Il s’agit du dernier écrit achevé par le philosophe de son vivant. Alors installé pour quelques mois dans la campagne provençale, à proximité d’Aix-en-Provence au Tholonet, il goûte le plaisir de ce lieu, profitant chaque jour des paysages et réinterrogeant la vision en même temps que la peinture. Ce texte est écrit un an après Le Visible et l’Invisible et reprend les mêmes questions. Le titre n’indique pas une dichotomie entre l’esprit et le corps : au contraire, le phénoménologue procède à une réhabilitation de la pensée par le corps. C’est une nouvelle vision de l’esthétique que Merleau-Ponty propose dans cet ouvrage.
Dans cet ouvrage, Merleau-Ponty prête une attention aux diverses formes d’arts, qu’ils soient visuels, plastiques, littéraires ou poétiques.
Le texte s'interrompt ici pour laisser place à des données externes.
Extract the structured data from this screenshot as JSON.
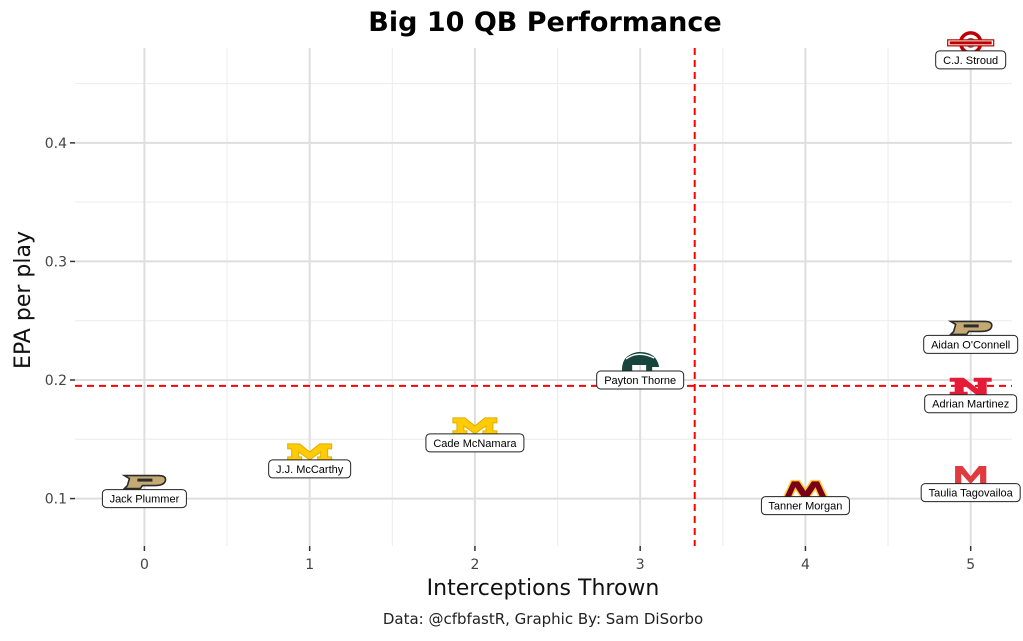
{
  "chart_data": {
    "type": "scatter",
    "title": "Big 10 QB Performance",
    "xlabel": "Interceptions Thrown",
    "ylabel": "EPA per play",
    "caption": "Data: @cfbfastR, Graphic By: Sam DiSorbo",
    "xlim": [
      -0.42,
      5.25
    ],
    "ylim": [
      0.06,
      0.48
    ],
    "x_ticks": [
      0,
      1,
      2,
      3,
      4,
      5
    ],
    "y_ticks": [
      0.1,
      0.2,
      0.3,
      0.4
    ],
    "y_tick_labels": [
      "0.1",
      "0.2",
      "0.3",
      "0.4"
    ],
    "grid": true,
    "reference_lines": {
      "vertical_x": 3.33,
      "horizontal_y": 0.195,
      "color": "#ff0000"
    },
    "points": [
      {
        "player": "Jack Plummer",
        "school": "Purdue",
        "x": 0,
        "y": 0.1,
        "logo": "purdue-p-logo",
        "logo_color": "#c4aa72",
        "logo_dark": "#2b2b2b"
      },
      {
        "player": "J.J. McCarthy",
        "school": "Michigan",
        "x": 1,
        "y": 0.125,
        "logo": "michigan-block-m-logo",
        "logo_color": "#ffcb05",
        "logo_dark": "#2b2b2b"
      },
      {
        "player": "Cade McNamara",
        "school": "Michigan",
        "x": 2,
        "y": 0.147,
        "logo": "michigan-block-m-logo",
        "logo_color": "#ffcb05",
        "logo_dark": "#2b2b2b"
      },
      {
        "player": "Payton Thorne",
        "school": "Michigan State",
        "x": 3,
        "y": 0.2,
        "logo": "spartan-helmet-logo",
        "logo_color": "#18453b",
        "logo_dark": "#18453b"
      },
      {
        "player": "Tanner Morgan",
        "school": "Minnesota",
        "x": 4,
        "y": 0.094,
        "logo": "minnesota-m-logo",
        "logo_color": "#7a0019",
        "logo_dark": "#ffcc33"
      },
      {
        "player": "C.J. Stroud",
        "school": "Ohio State",
        "x": 5,
        "y": 0.47,
        "logo": "ohio-state-logo",
        "logo_color": "#bb0000",
        "logo_dark": "#666666"
      },
      {
        "player": "Aidan O'Connell",
        "school": "Purdue",
        "x": 5,
        "y": 0.23,
        "logo": "purdue-p-logo",
        "logo_color": "#c4aa72",
        "logo_dark": "#2b2b2b"
      },
      {
        "player": "Adrian Martinez",
        "school": "Nebraska",
        "x": 5,
        "y": 0.18,
        "logo": "nebraska-n-logo",
        "logo_color": "#e41c38",
        "logo_dark": "#e41c38"
      },
      {
        "player": "Taulia Tagovailoa",
        "school": "Maryland",
        "x": 5,
        "y": 0.105,
        "logo": "maryland-m-logo",
        "logo_color": "#e03a3e",
        "logo_dark": "#e03a3e"
      }
    ]
  }
}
Mais cette attention n’est pas liée à un questionnement sur le beau, ou l’essence du beau. À la différence de Kant et Hegel, le philosophe évoque des artistes et des œuvres. Il ne part pas de concepts philosophiques mais du travail des artistes. Merleau-Ponty propose un « retour aux choses » selon les mots de Husserl, à travers la vision et en particulier celle du peintre. Pour lui, « la science manipule les choses et renonce à les habiter ». En tant qu’art visuel, la peinture ouvre au monde vécu et intérieur, elle ouvre au réel. Cet ouvrage peut être considéré comme une méditation sur le corps et sur la perception qui se fait en lui-même. Là où la pensée échoue à saisir le monde sensible malgré ses efforts, la vision déploie cette capacité de rejoindre et de capter le monde immédiatement. Les sens sont ce par quoi le monde s’offre à moi, par l’ouïe, le sentir, le toucher ou la vision. Merleau-Ponty s’intéresse plus particulièrement à cette dernière, car à travers elle, le monde entre en nous, mais grâce à elle, nous sommes également dans les choses. En cela, le philosophe dépasse l’idéalisme cartésien pour redéfinir la vision en rapport non plus avec la pensée mais avec le corps.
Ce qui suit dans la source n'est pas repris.